Eso no es ni natural ni necesario.
Y debilita a la persona, en lugar de fortalecerla.
Es como si no nos hubieran cortado el cordón umbilical emocional y espiritual. El yo no puede seguir creciendo si permanece en el útero materno.
Para poder seguir creciendo, un bebé tiene que evolucionar.
Hay que cortar el cordón.
Cuando existe una falta de individualidad y nos encontramos dependiendo de los demás, inevitablemente descubriremos que también estamos utilizando a los demás.
Entonces vivimos una vida parasitaria.
Fingimos amar cuando solo necesitamos ayuda, y utilizamos a los demás para no hundirnos. Nuestra percepción de la realidad proviene únicamente de lo que los demás nos reflejan.
No tenemos una realidad propia.
Cuanto más usamos los que necesitamos, más débiles nos volvemos, y más creemos que necesitamos a otros para fortalecernos.
También utilizamos a los demás, sutilmente, cuando sentimos la necesidad de tener el control. Debemos reconocer nuestro miedo a perderlo. Destruimos nuestras relaciones al convertirlas en un campo de batalla por el poder.
Se convierte en una lucha por la supervivencia que socava la reciprocidad y la plenitud. Nuestra necesidad de control nos lleva a manipular a todos, incluso sus sentimientos.
Podemos usar nuestra necesidad de control estricto —de los demás, de las situaciones, de las relaciones— como una señal directa para darnos cuenta de que, en ese momento, no nos estamos identificando con nosotros mismos.
Este es un excelente punto de partida para descubrir el núcleo de nuestra autonegación deliberada: la raíz que nos lleva a tantas dificultades innecesarias.

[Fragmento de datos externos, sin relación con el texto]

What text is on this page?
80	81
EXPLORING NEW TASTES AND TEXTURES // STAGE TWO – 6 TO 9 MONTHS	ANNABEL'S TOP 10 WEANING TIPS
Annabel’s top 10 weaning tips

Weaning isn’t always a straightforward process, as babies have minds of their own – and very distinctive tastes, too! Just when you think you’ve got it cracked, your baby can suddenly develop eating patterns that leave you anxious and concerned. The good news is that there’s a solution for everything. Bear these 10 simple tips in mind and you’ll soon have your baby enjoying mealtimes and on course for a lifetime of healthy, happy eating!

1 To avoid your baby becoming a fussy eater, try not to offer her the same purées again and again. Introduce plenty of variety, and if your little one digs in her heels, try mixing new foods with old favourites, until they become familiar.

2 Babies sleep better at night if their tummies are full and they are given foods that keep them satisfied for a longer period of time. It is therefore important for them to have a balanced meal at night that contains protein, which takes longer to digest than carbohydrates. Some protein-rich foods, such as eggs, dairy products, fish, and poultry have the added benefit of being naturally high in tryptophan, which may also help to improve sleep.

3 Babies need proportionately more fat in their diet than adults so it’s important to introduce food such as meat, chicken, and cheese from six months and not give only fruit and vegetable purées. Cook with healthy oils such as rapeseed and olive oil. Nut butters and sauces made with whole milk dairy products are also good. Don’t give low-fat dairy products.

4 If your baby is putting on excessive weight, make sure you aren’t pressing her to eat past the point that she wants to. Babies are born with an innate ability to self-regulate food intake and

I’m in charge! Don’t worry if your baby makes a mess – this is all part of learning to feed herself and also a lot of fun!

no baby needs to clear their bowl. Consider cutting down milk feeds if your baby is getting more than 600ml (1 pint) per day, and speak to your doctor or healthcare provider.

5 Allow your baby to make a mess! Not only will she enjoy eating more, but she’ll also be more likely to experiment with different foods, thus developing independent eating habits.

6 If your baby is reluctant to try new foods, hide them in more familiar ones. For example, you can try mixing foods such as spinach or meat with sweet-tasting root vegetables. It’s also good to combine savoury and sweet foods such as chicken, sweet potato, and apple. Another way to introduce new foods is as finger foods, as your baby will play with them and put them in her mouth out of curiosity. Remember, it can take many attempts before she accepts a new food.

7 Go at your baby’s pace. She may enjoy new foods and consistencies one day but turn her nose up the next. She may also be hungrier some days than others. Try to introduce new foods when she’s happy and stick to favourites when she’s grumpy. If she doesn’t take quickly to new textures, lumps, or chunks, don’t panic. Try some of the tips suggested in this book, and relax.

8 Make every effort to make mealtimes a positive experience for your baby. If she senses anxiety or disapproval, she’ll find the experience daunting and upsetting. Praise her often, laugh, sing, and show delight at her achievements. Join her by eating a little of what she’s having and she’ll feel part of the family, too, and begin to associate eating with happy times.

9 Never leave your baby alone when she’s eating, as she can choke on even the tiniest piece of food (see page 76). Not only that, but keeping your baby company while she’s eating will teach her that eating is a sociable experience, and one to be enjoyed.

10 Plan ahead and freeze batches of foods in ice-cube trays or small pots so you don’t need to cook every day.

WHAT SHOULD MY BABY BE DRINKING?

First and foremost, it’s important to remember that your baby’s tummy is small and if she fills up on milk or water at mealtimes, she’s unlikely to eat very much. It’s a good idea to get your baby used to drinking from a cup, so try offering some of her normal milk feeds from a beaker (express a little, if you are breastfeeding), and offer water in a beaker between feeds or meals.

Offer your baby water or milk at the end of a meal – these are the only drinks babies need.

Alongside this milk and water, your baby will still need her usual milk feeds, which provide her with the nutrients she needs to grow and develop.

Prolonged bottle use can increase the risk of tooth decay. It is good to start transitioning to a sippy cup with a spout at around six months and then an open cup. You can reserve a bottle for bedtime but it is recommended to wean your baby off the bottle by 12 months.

Desde aquí, podemos llegar a mostrar nuestro verdadero ser. Afortunadamente, esa parte es mucho más fácil que encontrar las condiciones negativas.
En cada alma hay riquezas contenidas.
Están disponibles para quien los solicite.
Lo intuimos, pero a menudo nos equivocamos de camino.
Si aprendemos a aprovechar esta riqueza interior, podremos dejar de alejarnos del momento presente y de sentirnos como extraños para nosotros mismos.
Comienza por identificar dónde nos aferramos, dependiendo de los demás de una u otra manera. Así podremos encontrar el vínculo que hasta ahora nos hemos negado a romper, impidiendo que aquello a lo que nos aferramos eche raíces en nuestro ser.
Una vez que hayamos echado raíces, no será difícil cortar esos lazos y desarrollarnos como personas.